Sentiero 686 – Il nuovo nato, Vermouth a base Vermentino con profumi di elicriso, chiodi di garofano, macchia mediterranea che stordisce piacevolmente.

Andrea mi ha incuriosito con i suoi piatti estrosi e pacati al tempo stesso. Decido di saperne di più e lui mi racconta che è nato a Modena (anche se non se la ricorda); la sua famiglia ha sempre viaggiato e si è sempre spostata tanto per lavoro e di conseguenza lui con loro. “Tanto che se mi viene chiesto un ordine cronologico delle città in cui ho vissuto faccio fatica a mettere insieme i pezzi“, mi dice. “Ho capito dopo tanti anni che questo girovagare tra posti, hotel e ristoranti probabilmente ha gettato le basi per la mia passione. Ho sempre invidiato quelli che hanno radici, una storia fatta di tradizioni nel solito posto, amicizie, eccetera….ma ho capito col tempo che va bene anche come sono cresciuto io. 

Un mix di tante cose, tante culture (ho anche sangue polacco). Ho iniziato a 17 anni a fare il lavapiatti, poi sono cresciuto piano piano frequentando corsi per ampliare le mie conoscenze. Ho cambiato tanti posti di lavoro, mosso dalla curiosità di esplorare e conoscere cose nuove.
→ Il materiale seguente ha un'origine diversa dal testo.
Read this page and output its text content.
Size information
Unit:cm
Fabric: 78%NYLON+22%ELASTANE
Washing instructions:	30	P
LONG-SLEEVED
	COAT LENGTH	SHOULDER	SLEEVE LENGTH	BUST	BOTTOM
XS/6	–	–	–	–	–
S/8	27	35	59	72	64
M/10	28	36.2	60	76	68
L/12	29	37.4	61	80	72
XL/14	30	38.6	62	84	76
Ho sempre sentito mio questo mestiere perché non mi è mai sembrato un lavoro. E ho tanti bei ricordi. In zona ho fatto lo chef all’Eco del Mare di Lerici…un posto che mi rimarrà per sempre nel cuore. Ho fatto lo Chef anche al Grand Hotel di Portovenere. 
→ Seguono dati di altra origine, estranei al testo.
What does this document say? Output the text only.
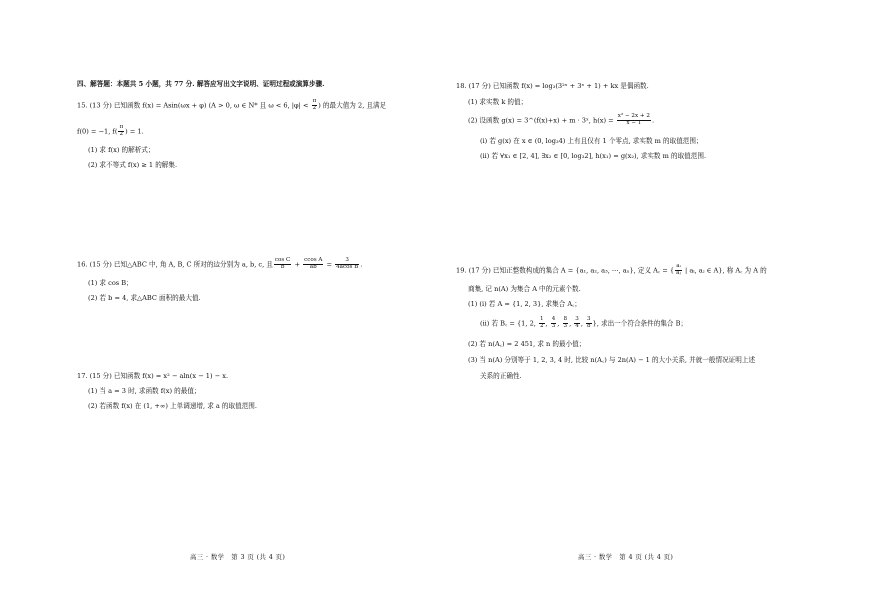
四、解答题：本题共 5 小题，共 77 分. 解答应写出文字说明、证明过程或演算步骤.
15. (13 分) 已知函数 f(x) = Asin(ωx + φ) (A > 0, ω ∈ N* 且 ω < 6, $|\varphi| < \frac{\pi}{2}$ ) 的最大值为 2, 且满足
f(0) = −1, $f( \frac{\pi}{2}$ ) = 1.
(1) 求 f(x) 的解析式；
(2) 求不等式 f(x) ≥ 1 的解集.
16. (15 分) 已知△ABC 中, 角 A, B, C 所对的边分别为 a, b, c, 且 $\frac{\text{cos C}}{b} + \frac{\text{ccos A}}{ab} = \frac{3}{\text{4acos B}}$ .
(1) 求 cos B；
(2) 若 b = 4, 求△ABC 面积的最大值.
17. (15 分) 已知函数 f(x) = x² − aln(x − 1) − x.
(1) 当 a = 3 时, 求函数 f(x) 的最值；
(2) 若函数 f(x) 在 (1, +∞) 上单调递增, 求 a 的取值范围.
高三 · 数学　第 3 页 (共 4 页)
18. (17 分) 已知函数 f(x) = log₃(3²ˣ + 3ˣ + 1) + kx 是偶函数.
(1) 求实数 k 的值；
(2) 设函数 g(x) = 3^(f(x)+x) + m · 3ˣ, $h(x) = \frac{\text{x² − 2x + 2}}{x - 1}$ .
(i) 若 g(x) 在 x ∈ (0, log₃4) 上有且仅有 1 个零点, 求实数 m 的取值范围；
(ii) 若 ∀x₁ ∈ [2, 4], ∃x₂ ∈ [0, log₃2], h(x₁) = g(x₂), 求实数 m 的取值范围.
19. (17 分) 已知正整数构成的集合 A = {a₁, a₂, a₃, ⋯, aₙ}, 定义 A꜀ = { $\frac{\text{aᵢ}}{\text{aⱼ}}$ | aᵢ, aⱼ ∈ A}, 称 A꜀ 为 A 的
商集, 记 n(A) 为集合 A 中的元素个数.
(1) (i) 若 A = {1, 2, 3}, 求集合 A꜀；
(ii) 若 B꜀ = {1, 2, $\frac{1}{2}$ , $\frac{4}{3}$ , $\frac{8}{3}$ , $\frac{3}{4}$ , $\frac{3}{8}$ }, 求出一个符合条件的集合 B；
(2) 若 n(A꜀) = 2 451, 求 n 的最小值；
(3) 当 n(A) 分别等于 1, 2, 3, 4 时, 比较 n(A꜀) 与 2n(A) − 1 的大小关系, 并就一般情况证明上述
关系的正确性.
高三 · 数学　第 4 页 (共 4 页)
Poi però ho sentito sempre di più la mancanza di quel brivido…La routine di cucina mi stava spegnendo e probabilmente negli ultimi due anni lo ha fatto. Grazie alla mia compagna Silvia, alla quale sono molto legato e che mi ha supportato e sopportato tanto, ho aperto partita IVA e, con il senno di poi, è stata la scelta migliore che potessi fare. La mia cucina è diventata il mondo e non più le solite quattro mura“. 

La mia domanda “come siete entrati in contatto con Cantina Capellini?” ci fa tornare alla riflessione iniziale sui social media… “Cantine Capellini è stata una conoscenza casuale tramite social. Ho scritto a loro perché mi piaceva la filosofia aziendale, ci siamo sentiti, c’è stato subito un incontro, e da li è partito tutto. Mi piace tanto la filosofia di vita e di lavoro dei titolari. Ammiro l’impegno continuo che ci mettono!“.

La frase che più mi rimarrà nel cuore? “Ho sempre sentito mio questo mestiere perché non mi è mai sembrato un lavoro“.